Bundestag: Neue Regeln gegen Abmahnmissbrauch verabschiedet

Das neue Gesetz soll vor allem kleine Unternehmen vor Abzocke mit Abmahnungen schützen, beispielsweise beim Verstoß gegen die DSGVO.

Artikel veröffentlicht am , / dpa
Die Kuppel des Bundestags
Die Kuppel des Bundestags (Bild: Steffen Wahl/Pixabay)

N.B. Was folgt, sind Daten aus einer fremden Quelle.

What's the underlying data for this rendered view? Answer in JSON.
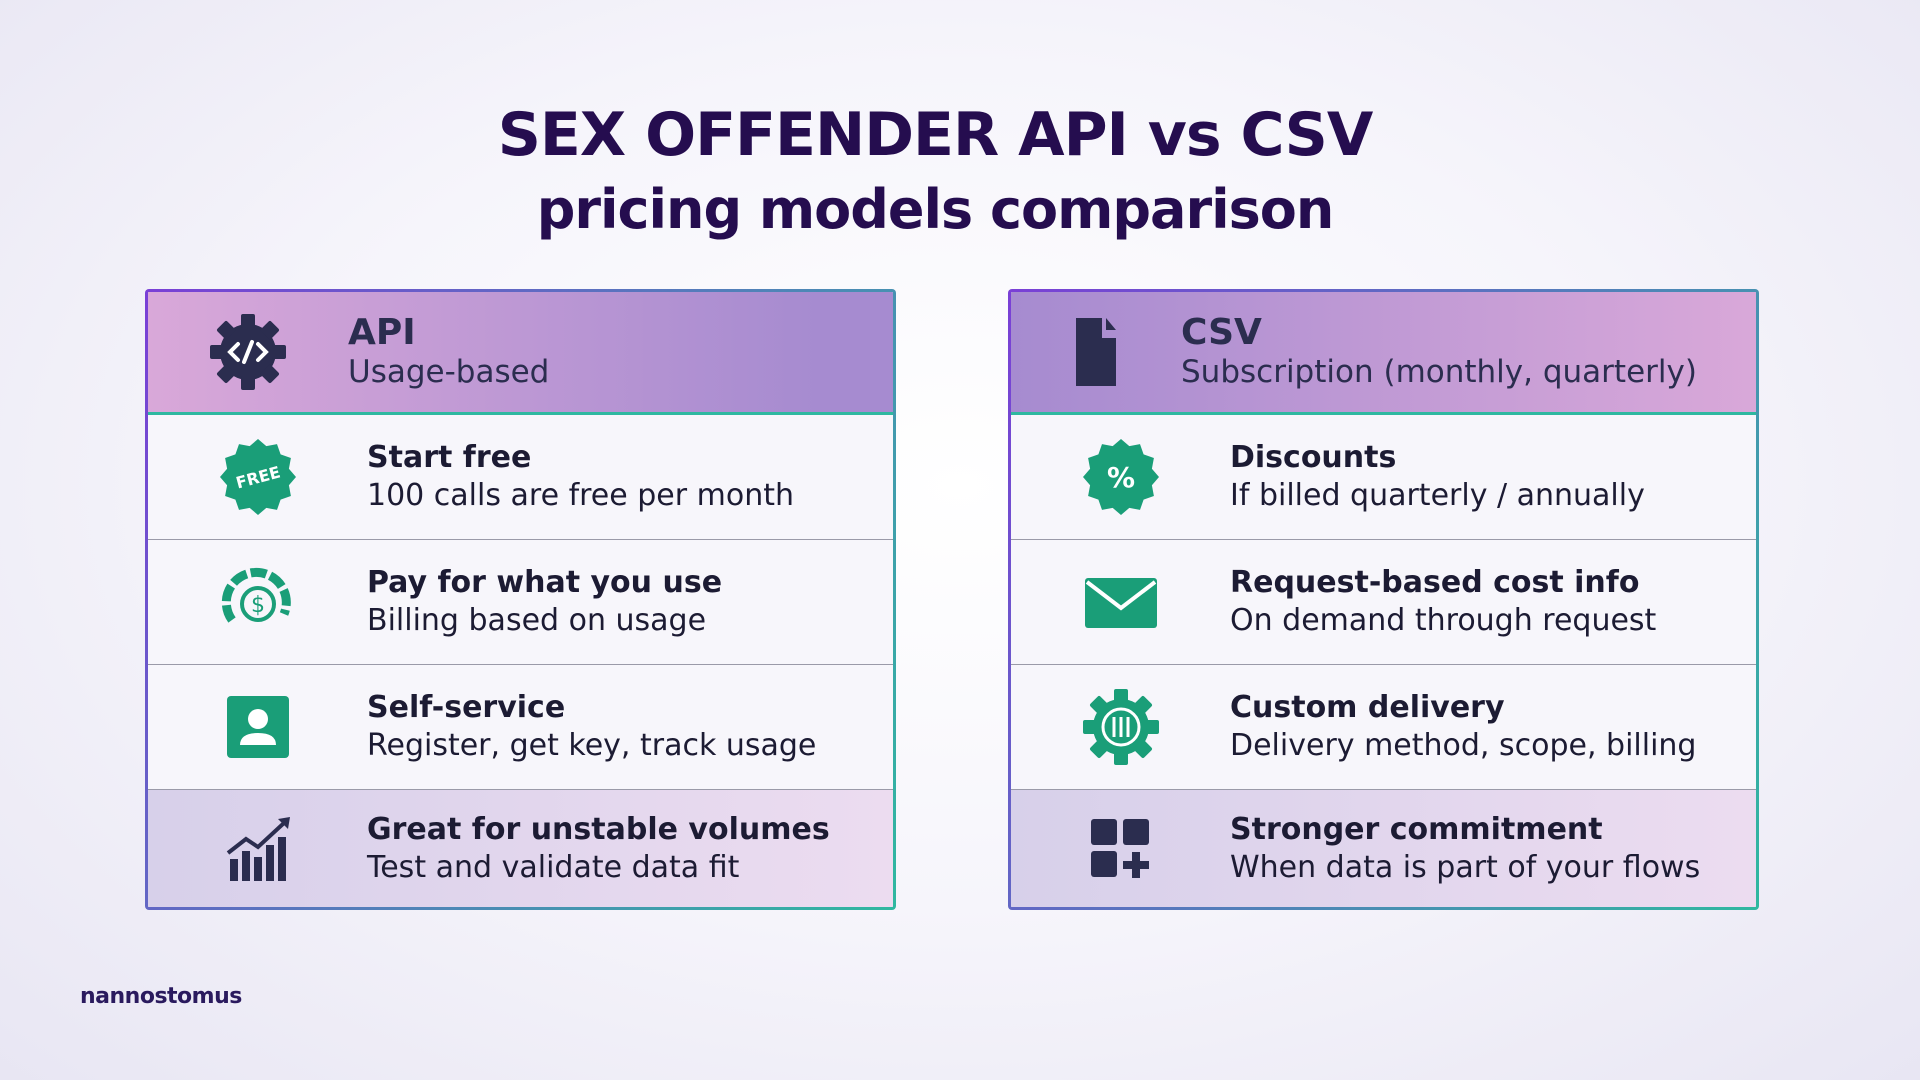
{
  "header": {
    "title": "SEX OFFENDER API vs CSV",
    "subtitle": "pricing models comparison"
  },
  "cards": [
    {
      "title": "API",
      "subtitle": "Usage-based",
      "rows": [
        {
          "title": "Start free",
          "text": "100 calls are free per month",
          "icon_text": "FREE"
        },
        {
          "title": "Pay for what you use",
          "text": "Billing based on usage",
          "icon_text": "$"
        },
        {
          "title": "Self-service",
          "text": "Register, get key, track usage"
        },
        {
          "title": "Great for unstable volumes",
          "text": "Test and validate data fit"
        }
      ]
    },
    {
      "title": "CSV",
      "subtitle": "Subscription (monthly, quarterly)",
      "rows": [
        {
          "title": "Discounts",
          "text": "If billed quarterly / annually",
          "icon_text": "%"
        },
        {
          "title": "Request-based cost info",
          "text": "On demand through request"
        },
        {
          "title": "Custom delivery",
          "text": "Delivery method, scope, billing"
        },
        {
          "title": "Stronger commitment",
          "text": "When data is part of your flows"
        }
      ]
    }
  ],
  "brand": "nannostomus"
}
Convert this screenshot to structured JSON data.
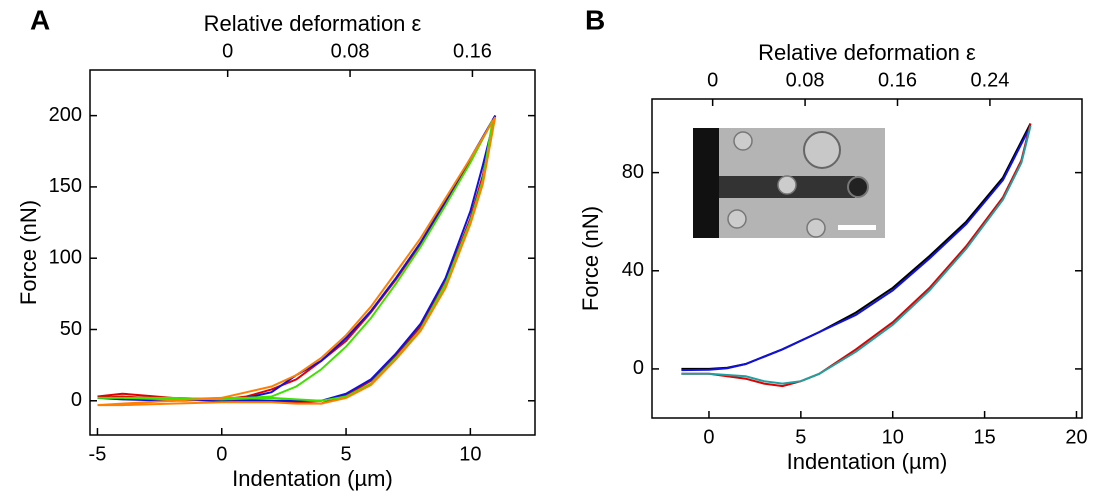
{
  "chart_data": [
    {
      "type": "line",
      "panel_label": "A",
      "x_label": "Indentation (µm)",
      "y_label": "Force (nN)",
      "x2_label": "Relative deformation ε",
      "xlim": [
        -5.3,
        12.6
      ],
      "xticks": [
        -5,
        0,
        5,
        10
      ],
      "ylim": [
        -24,
        232
      ],
      "yticks": [
        0,
        50,
        100,
        150,
        200
      ],
      "x2lim": [
        -0.09,
        0.2009
      ],
      "x2ticks": [
        0,
        0.08,
        0.16
      ],
      "series": [
        {
          "color": "#e00000",
          "x": [
            -5,
            -4,
            -2,
            0,
            1,
            2,
            3,
            4,
            5,
            6,
            7,
            8,
            9,
            10,
            11,
            10.5,
            10,
            9,
            8,
            7,
            6,
            5,
            4,
            3,
            2,
            0,
            -2,
            -4,
            -5
          ],
          "values": [
            3,
            5,
            2,
            1,
            3,
            8,
            15,
            28,
            42,
            62,
            85,
            110,
            138,
            168,
            200,
            158,
            128,
            83,
            52,
            32,
            14,
            4,
            -2,
            -1,
            0,
            0,
            1,
            3,
            2
          ]
        },
        {
          "color": "#1010e0",
          "x": [
            -5,
            -4,
            -2,
            0,
            1,
            2,
            3,
            4,
            5,
            6,
            7,
            8,
            9,
            10,
            11,
            10.5,
            10,
            9,
            8,
            7,
            6,
            5,
            4,
            3,
            2,
            0,
            -2,
            -4,
            -5
          ],
          "values": [
            2,
            1,
            1,
            0,
            2,
            6,
            18,
            28,
            44,
            63,
            86,
            111,
            140,
            170,
            200,
            165,
            133,
            86,
            54,
            33,
            15,
            5,
            0,
            0,
            0,
            1,
            0,
            1,
            2
          ]
        },
        {
          "color": "#40e000",
          "x": [
            -5,
            -4,
            -2,
            0,
            1,
            2,
            3,
            4,
            5,
            6,
            7,
            8,
            9,
            10,
            10.9,
            10.5,
            10,
            9,
            8,
            7,
            6,
            5,
            4,
            3,
            2,
            0,
            -2,
            -4,
            -5
          ],
          "values": [
            2,
            2,
            1,
            2,
            2,
            3,
            10,
            22,
            38,
            58,
            82,
            108,
            137,
            167,
            197,
            155,
            126,
            82,
            50,
            30,
            12,
            3,
            0,
            1,
            2,
            1,
            2,
            2,
            2
          ]
        },
        {
          "color": "#ff8000",
          "x": [
            -5,
            -4,
            -2,
            0,
            1,
            2,
            3,
            4,
            5,
            6,
            7,
            8,
            9,
            10,
            11,
            10.5,
            10,
            9,
            8,
            7,
            6,
            5,
            4,
            3,
            2,
            0,
            -2,
            -4,
            -5
          ],
          "values": [
            -3,
            -2,
            0,
            2,
            6,
            10,
            18,
            30,
            46,
            66,
            90,
            114,
            142,
            170,
            199,
            152,
            124,
            79,
            49,
            29,
            11,
            2,
            -2,
            -2,
            -1,
            -1,
            -2,
            -3,
            -3
          ]
        }
      ]
    },
    {
      "type": "line",
      "panel_label": "B",
      "x_label": "Indentation (µm)",
      "y_label": "Force (nN)",
      "x2_label": "Relative deformation ε",
      "xlim": [
        -3.1,
        20.3
      ],
      "xticks": [
        0,
        5,
        10,
        15,
        20
      ],
      "ylim": [
        -20,
        110
      ],
      "yticks": [
        0,
        40,
        80
      ],
      "x2lim": [
        -0.0525,
        0.3197
      ],
      "x2ticks": [
        0,
        0.08,
        0.16,
        0.24
      ],
      "series": [
        {
          "color": "#000000",
          "x": [
            -1.5,
            0,
            1,
            2,
            4,
            6,
            8,
            10,
            12,
            14,
            16,
            17.5
          ],
          "values": [
            0,
            0,
            0.5,
            2,
            8,
            15,
            23,
            33,
            46,
            60,
            78,
            100
          ]
        },
        {
          "color": "#1010e0",
          "x": [
            -1.5,
            0,
            1,
            2,
            4,
            6,
            8,
            10,
            12,
            14,
            16,
            17.5
          ],
          "values": [
            -0.5,
            -0.3,
            0.3,
            2,
            8,
            15,
            22,
            32,
            45,
            59,
            77,
            99
          ]
        },
        {
          "color": "#e00000",
          "x": [
            17.5,
            17,
            16,
            14,
            12,
            10,
            8,
            6,
            5,
            4,
            3,
            2,
            0,
            -1.5
          ],
          "values": [
            100,
            85,
            70,
            50,
            33,
            19,
            8,
            -2,
            -5,
            -7,
            -6,
            -4,
            -2,
            -2
          ]
        },
        {
          "color": "#20a0a0",
          "x": [
            17.5,
            17,
            16,
            14,
            12,
            10,
            8,
            6,
            5,
            4,
            3,
            2,
            0,
            -1.5
          ],
          "values": [
            99,
            84,
            69,
            49,
            32,
            18,
            7,
            -2,
            -5,
            -6,
            -5,
            -3,
            -2,
            -2
          ]
        }
      ]
    }
  ]
}
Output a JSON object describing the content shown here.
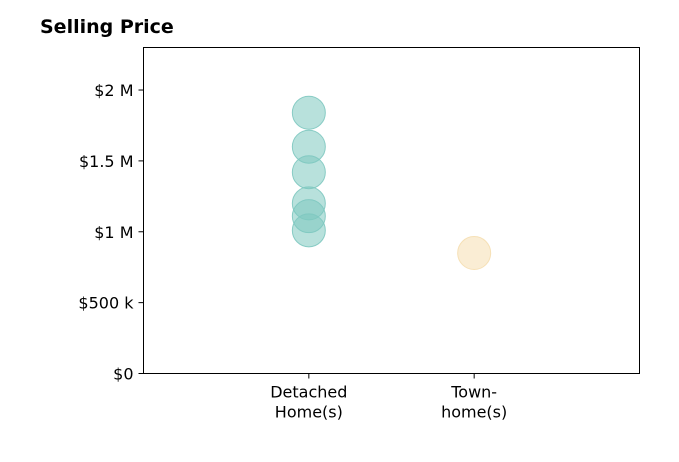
{
  "chart_data": {
    "type": "scatter",
    "title": "Selling Price",
    "xlabel": "",
    "ylabel": "",
    "categories": [
      [
        "Detached",
        "Home(s)"
      ],
      [
        "Town-",
        "home(s)"
      ]
    ],
    "y_ticks": [
      {
        "value": 0,
        "label": "$0"
      },
      {
        "value": 500000,
        "label": "$500 k"
      },
      {
        "value": 1000000,
        "label": "$1 M"
      },
      {
        "value": 1500000,
        "label": "$1.5 M"
      },
      {
        "value": 2000000,
        "label": "$2 M"
      }
    ],
    "ylim": [
      0,
      2300000
    ],
    "xlim": [
      -1,
      2
    ],
    "grid": false,
    "series": [
      {
        "category_index": 0,
        "color": "#7ec8c0",
        "values": [
          1840000,
          1600000,
          1420000,
          1200000,
          1110000,
          1010000
        ]
      },
      {
        "category_index": 1,
        "color": "#f5deb0",
        "values": [
          850000
        ]
      }
    ]
  }
}
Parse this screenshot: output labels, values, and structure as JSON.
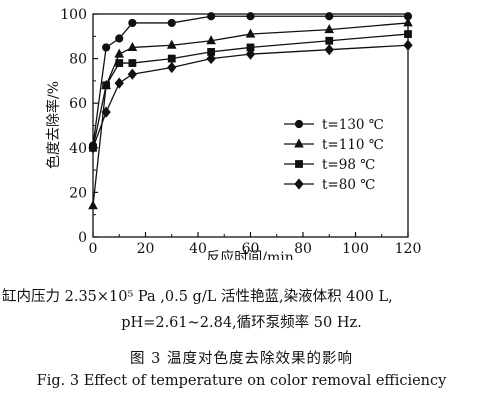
{
  "chart_data": {
    "type": "line",
    "xlabel": "反应时间/min",
    "ylabel": "色度去除率/%",
    "xlim": [
      0,
      120
    ],
    "ylim": [
      0,
      100
    ],
    "xticks": [
      "0",
      "20",
      "40",
      "60",
      "80",
      "100",
      "120"
    ],
    "yticks": [
      "0",
      "20",
      "40",
      "60",
      "80",
      "100"
    ],
    "grid": false,
    "legend_position": "center-right",
    "series": [
      {
        "name": "t=130 ℃",
        "marker": "circle",
        "x": [
          0,
          5,
          10,
          15,
          30,
          45,
          60,
          90,
          120
        ],
        "y": [
          41,
          85,
          89,
          96,
          96,
          99,
          99,
          99,
          99
        ]
      },
      {
        "name": "t=110 ℃",
        "marker": "triangle",
        "x": [
          0,
          5,
          10,
          15,
          30,
          45,
          60,
          90,
          120
        ],
        "y": [
          14,
          68,
          82,
          85,
          86,
          88,
          91,
          93,
          96
        ]
      },
      {
        "name": "t=98 ℃",
        "marker": "square",
        "x": [
          0,
          5,
          10,
          15,
          30,
          45,
          60,
          90,
          120
        ],
        "y": [
          40,
          68,
          78,
          78,
          80,
          83,
          85,
          88,
          91
        ]
      },
      {
        "name": "t=80 ℃",
        "marker": "diamond",
        "x": [
          0,
          5,
          10,
          15,
          30,
          45,
          60,
          90,
          120
        ],
        "y": [
          40,
          56,
          69,
          73,
          76,
          80,
          82,
          84,
          86
        ]
      }
    ]
  },
  "caption": {
    "note_line1": "缸内压力 2.35×10⁵ Pa ,0.5 g/L 活性艳蓝,染液体积 400 L,",
    "note_line2": "pH=2.61~2.84,循环泵频率 50 Hz.",
    "figure_title_cn": "图 3   温度对色度去除效果的影响",
    "figure_title_en": "Fig. 3   Effect of temperature on color removal efficiency"
  }
}
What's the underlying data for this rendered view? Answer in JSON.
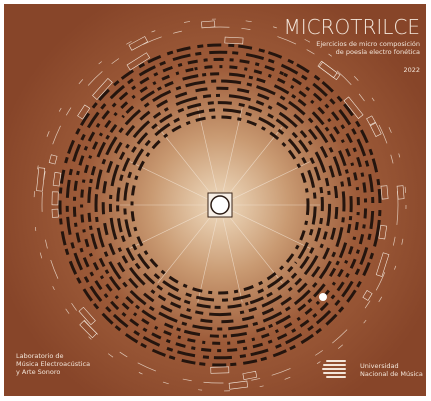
{
  "header": {
    "title": "MICROTRILCE",
    "subtitle": [
      "Ejercicios de micro composición",
      "de poesía electro fonética"
    ],
    "year": "2022"
  },
  "footer": {
    "lab": [
      "Laboratorio de",
      "Música Electroacústica",
      "y Arte Sonoro"
    ],
    "university": [
      "Universidad",
      "Nacional de Música"
    ]
  }
}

Unternehmen werden besser vor Abzocke durch Abmahnungen geschützt. Entsprechende neue Regeln beschloss der Bundestag am 10. September in Berlin mit den Stimmen von Union und SPD. AfD und Grüne stimmten dagegen, FDP und Linkspartei enthielten sich. "Der Missbrauch von Abmahnungen schadet dem Wettbewerb und vor allem Selbstständigen und kleinen und mittleren Unternehmen", erklärte Bundesjustizministerin Christine Lambrecht (SPD). "Durch den nun beschlossenen Gesetzentwurf entziehen wir diesem Geschäftsmodell die Grundlage."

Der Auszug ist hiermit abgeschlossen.